While I have not experimented with the GPU, I am still trying to respect Windows ML memory type abstraction through VideoFrame
structure. So, for instance, GetDimensionsFromVideoFrame
function handles both system and GPU memory cases (see CPU vs GPU section below):
private Tuple<int, int> GetDimensionsFromVideoFrame(VideoFrame videoFrame) { int width = 0, height =0; if (videoFrame.SoftwareBitmap != null) { width = videoFrame.SoftwareBitmap.PixelWidth; height = videoFrame.SoftwareBitmap.PixelHeight; } else if (videoFrame.Direct3DSurface != null) { width = videoFrame.Direct3DSurface.Description.Width; height = videoFrame.Direct3DSurface.Description.Height; } return new Tuple<int, int>(width, height); }
Asynchronous Processing
Unity applications are single-threaded, while video capturing and detection functions are asynchronous following the async/await
pattern (asynchronous tasks), and may be executed on separate threads. So, we need to be careful when creating or interacting with our holograms. All such interactions need to happen on the main thread:
UnityEngine.WSA.Application.InvokeOnAppThread(() => { picture = HoloPicture.CreateHologram(s.data, _resolution, s.camera2WorldMatrix, s.projectionMatrix); }, true);
Coordinate Transformation
When we send a captured frame to the object detector, we receive the results back in the projected coordinates. We need the projection matrix as well as camera2world (world2camera) matrix for interacting with the holograms: finding the bounding rectangles of detected objects and shooting lasers to their centers. LocatableCameraUtils
class from the HololensCameraStream
plugin provides handy utilities for coordinate transformations.
Custom Shader
AR/HolographicImageBlend
shader is used to render the captured frame on top of an empty Quad.
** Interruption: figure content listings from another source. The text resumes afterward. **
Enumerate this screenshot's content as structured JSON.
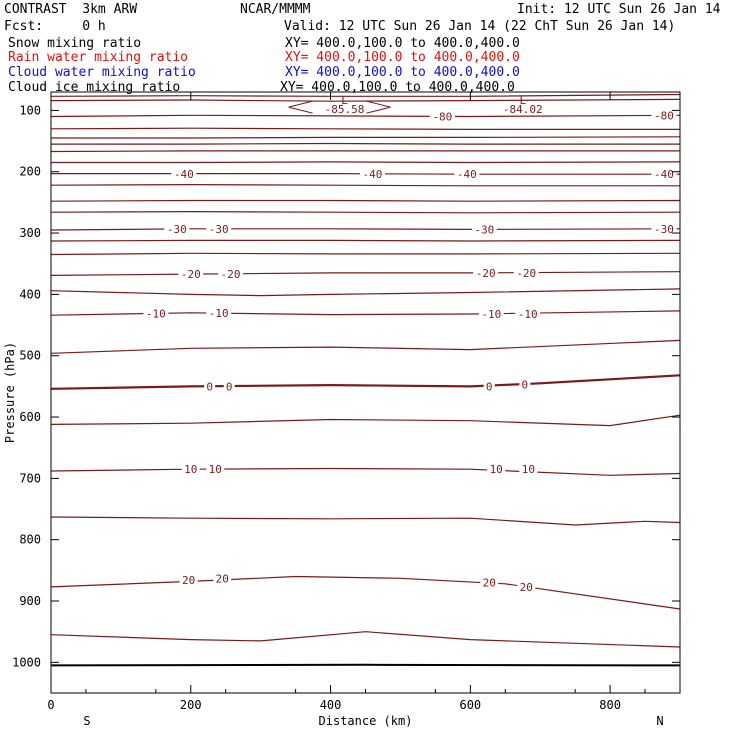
{
  "header": {
    "model": "CONTRAST  3km ARW",
    "center": "NCAR/MMMM",
    "init": "Init: 12 UTC Sun 26 Jan 14",
    "fcst": "Fcst:     0 h",
    "valid": "Valid: 12 UTC Sun 26 Jan 14 (22 ChT Sun 26 Jan 14)"
  },
  "fields": [
    {
      "name": "Snow mixing ratio",
      "xy": "XY= 400.0,100.0 to 400.0,400.0",
      "color": "#000000"
    },
    {
      "name": "Rain water mixing ratio",
      "xy": "XY= 400.0,100.0 to 400.0,400.0",
      "color": "#e01010"
    },
    {
      "name": "Cloud water mixing ratio",
      "xy": "XY= 400.0,100.0 to 400.0,400.0",
      "color": "#1010d0"
    },
    {
      "name": "Cloud ice mixing ratio",
      "xy": "XY= 400.0,100.0 to 400.0,400.0",
      "color": "#000000"
    }
  ],
  "chart_data": {
    "type": "line",
    "xlabel": "Distance (km)",
    "ylabel": "Pressure (hPa)",
    "xlim": [
      0,
      900
    ],
    "ylim": [
      1050,
      70
    ],
    "xticks": [
      "0",
      "200",
      "400",
      "600",
      "800"
    ],
    "xtick_values": [
      0,
      200,
      400,
      600,
      800
    ],
    "yticks": [
      "100",
      "200",
      "300",
      "400",
      "500",
      "600",
      "700",
      "800",
      "900",
      "1000"
    ],
    "ytick_values": [
      100,
      200,
      300,
      400,
      500,
      600,
      700,
      800,
      900,
      1000
    ],
    "end_labels": {
      "left": "S",
      "right": "N"
    },
    "contour_color": "#7a1a1a",
    "contours": [
      {
        "points": [
          [
            0,
            77
          ],
          [
            200,
            76
          ],
          [
            400,
            77
          ],
          [
            600,
            77
          ],
          [
            900,
            74
          ]
        ]
      },
      {
        "points": [
          [
            0,
            84
          ],
          [
            200,
            83
          ],
          [
            400,
            85
          ],
          [
            600,
            84
          ],
          [
            900,
            82
          ]
        ]
      },
      {
        "points": [
          [
            0,
            110
          ],
          [
            200,
            108
          ],
          [
            400,
            109
          ],
          [
            600,
            110
          ],
          [
            900,
            108
          ]
        ]
      },
      {
        "points": [
          [
            0,
            130
          ],
          [
            200,
            129
          ],
          [
            400,
            130
          ],
          [
            600,
            131
          ],
          [
            900,
            131
          ]
        ]
      },
      {
        "points": [
          [
            0,
            145
          ],
          [
            200,
            145
          ],
          [
            400,
            144
          ],
          [
            600,
            144
          ],
          [
            900,
            143
          ]
        ]
      },
      {
        "points": [
          [
            0,
            155
          ],
          [
            200,
            155
          ],
          [
            400,
            154
          ],
          [
            600,
            155
          ],
          [
            900,
            155
          ]
        ]
      },
      {
        "points": [
          [
            0,
            167
          ],
          [
            200,
            166
          ],
          [
            400,
            166
          ],
          [
            600,
            166
          ],
          [
            900,
            166
          ]
        ]
      },
      {
        "points": [
          [
            0,
            185
          ],
          [
            200,
            185
          ],
          [
            400,
            184
          ],
          [
            600,
            185
          ],
          [
            900,
            184
          ]
        ]
      },
      {
        "points": [
          [
            0,
            203
          ],
          [
            200,
            203
          ],
          [
            400,
            203
          ],
          [
            600,
            204
          ],
          [
            900,
            204
          ]
        ]
      },
      {
        "points": [
          [
            0,
            222
          ],
          [
            200,
            221
          ],
          [
            400,
            222
          ],
          [
            600,
            223
          ],
          [
            900,
            223
          ]
        ]
      },
      {
        "points": [
          [
            0,
            248
          ],
          [
            200,
            247
          ],
          [
            400,
            247
          ],
          [
            600,
            248
          ],
          [
            900,
            247
          ]
        ]
      },
      {
        "points": [
          [
            0,
            266
          ],
          [
            200,
            265
          ],
          [
            400,
            266
          ],
          [
            600,
            267
          ],
          [
            900,
            266
          ]
        ]
      },
      {
        "points": [
          [
            0,
            295
          ],
          [
            200,
            293
          ],
          [
            400,
            293
          ],
          [
            600,
            294
          ],
          [
            900,
            293
          ]
        ]
      },
      {
        "points": [
          [
            0,
            313
          ],
          [
            200,
            312
          ],
          [
            400,
            312
          ],
          [
            600,
            313
          ],
          [
            900,
            312
          ]
        ]
      },
      {
        "points": [
          [
            0,
            335
          ],
          [
            200,
            333
          ],
          [
            400,
            334
          ],
          [
            600,
            334
          ],
          [
            900,
            333
          ]
        ]
      },
      {
        "points": [
          [
            0,
            369
          ],
          [
            200,
            367
          ],
          [
            400,
            365
          ],
          [
            600,
            365
          ],
          [
            900,
            363
          ]
        ]
      },
      {
        "points": [
          [
            0,
            394
          ],
          [
            200,
            400
          ],
          [
            300,
            402
          ],
          [
            400,
            400
          ],
          [
            600,
            397
          ],
          [
            900,
            391
          ]
        ]
      },
      {
        "points": [
          [
            0,
            434
          ],
          [
            200,
            430
          ],
          [
            400,
            433
          ],
          [
            600,
            432
          ],
          [
            900,
            427
          ]
        ]
      },
      {
        "points": [
          [
            0,
            496
          ],
          [
            200,
            488
          ],
          [
            400,
            486
          ],
          [
            600,
            490
          ],
          [
            900,
            475
          ]
        ]
      },
      {
        "points": [
          [
            0,
            554
          ],
          [
            200,
            550
          ],
          [
            400,
            548
          ],
          [
            600,
            550
          ],
          [
            700,
            545
          ],
          [
            900,
            532
          ]
        ],
        "bold": true
      },
      {
        "points": [
          [
            0,
            612
          ],
          [
            200,
            610
          ],
          [
            400,
            604
          ],
          [
            600,
            606
          ],
          [
            800,
            614
          ],
          [
            900,
            597
          ]
        ]
      },
      {
        "points": [
          [
            0,
            688
          ],
          [
            200,
            685
          ],
          [
            400,
            684
          ],
          [
            600,
            685
          ],
          [
            800,
            695
          ],
          [
            900,
            692
          ]
        ]
      },
      {
        "points": [
          [
            0,
            763
          ],
          [
            200,
            765
          ],
          [
            400,
            766
          ],
          [
            600,
            765
          ],
          [
            750,
            776
          ],
          [
            850,
            770
          ],
          [
            900,
            772
          ]
        ]
      },
      {
        "points": [
          [
            0,
            877
          ],
          [
            200,
            868
          ],
          [
            350,
            860
          ],
          [
            500,
            863
          ],
          [
            650,
            872
          ],
          [
            900,
            913
          ]
        ]
      },
      {
        "points": [
          [
            0,
            955
          ],
          [
            200,
            963
          ],
          [
            300,
            965
          ],
          [
            450,
            950
          ],
          [
            600,
            963
          ],
          [
            900,
            975
          ]
        ]
      },
      {
        "points": [
          [
            0,
            1005
          ],
          [
            450,
            1004
          ],
          [
            900,
            1005
          ]
        ],
        "ground": true
      }
    ],
    "contour_labels": [
      {
        "text": "-40",
        "x": 190,
        "y": 204
      },
      {
        "text": "-40",
        "x": 460,
        "y": 204
      },
      {
        "text": "-40",
        "x": 595,
        "y": 204
      },
      {
        "text": "-40",
        "x": 877,
        "y": 204
      },
      {
        "text": "-30",
        "x": 180,
        "y": 293
      },
      {
        "text": "-30",
        "x": 240,
        "y": 293
      },
      {
        "text": "-30",
        "x": 620,
        "y": 294
      },
      {
        "text": "-30",
        "x": 877,
        "y": 293
      },
      {
        "text": "-20",
        "x": 200,
        "y": 367
      },
      {
        "text": "-20",
        "x": 257,
        "y": 367
      },
      {
        "text": "-20",
        "x": 622,
        "y": 365
      },
      {
        "text": "-20",
        "x": 680,
        "y": 365
      },
      {
        "text": "-10",
        "x": 150,
        "y": 431
      },
      {
        "text": "-10",
        "x": 240,
        "y": 430
      },
      {
        "text": "-10",
        "x": 630,
        "y": 432
      },
      {
        "text": "-10",
        "x": 682,
        "y": 432
      },
      {
        "text": "0",
        "x": 227,
        "y": 550
      },
      {
        "text": "0",
        "x": 255,
        "y": 550
      },
      {
        "text": "0",
        "x": 627,
        "y": 550
      },
      {
        "text": "0",
        "x": 678,
        "y": 547
      },
      {
        "text": "10",
        "x": 200,
        "y": 685
      },
      {
        "text": "10",
        "x": 235,
        "y": 685
      },
      {
        "text": "10",
        "x": 637,
        "y": 685
      },
      {
        "text": "10",
        "x": 683,
        "y": 685
      },
      {
        "text": "20",
        "x": 197,
        "y": 866
      },
      {
        "text": "20",
        "x": 245,
        "y": 863
      },
      {
        "text": "20",
        "x": 627,
        "y": 870
      },
      {
        "text": "20",
        "x": 680,
        "y": 877
      },
      {
        "text": "-80",
        "x": 560,
        "y": 110
      },
      {
        "text": "-80",
        "x": 877,
        "y": 108
      }
    ],
    "minima": [
      {
        "marker": "L",
        "value": "-85.58",
        "x": 420,
        "y_marker": 83,
        "y_value": 98
      },
      {
        "marker": "L",
        "value": "-84.02",
        "x": 675,
        "y_marker": 83,
        "y_value": 98
      }
    ]
  }
}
This shader uses world2camera and projection matrices to render the frame, so when moving things around with gaze we need to be careful to update those correctly from the main camera. I extend TapToPlace
for that purpose:
public class TapToPlaceWithCamera : TapToPlace { protected override void Update() { base.Update(); if(!IsBeingPlaced) { return; } // Only if we are placing var renderer = gameObject.GetComponent(); renderer.sharedMaterial.SetMatrix("_WorldToCameraMatrix", Camera.main.cameraToWorldMatrix.inverse); renderer.sharedMaterial.SetMatrix("_CameraProjectionMatrix", Camera.main.projectionMatrix); } }
Recorder Distortion
When recording a video of interactions with captured holograms, the holograms get distorted, I am not sure why. For some reason this only happens when interactions are recorded (must be a quantum effect). The best guess is, the code for updating the custom shader above is no longer valid. Maybe converting to a regular shader would fix this, but I have not tried it.
F#
Unfortunately there is still no native F# support in Unity. One day, perhaps!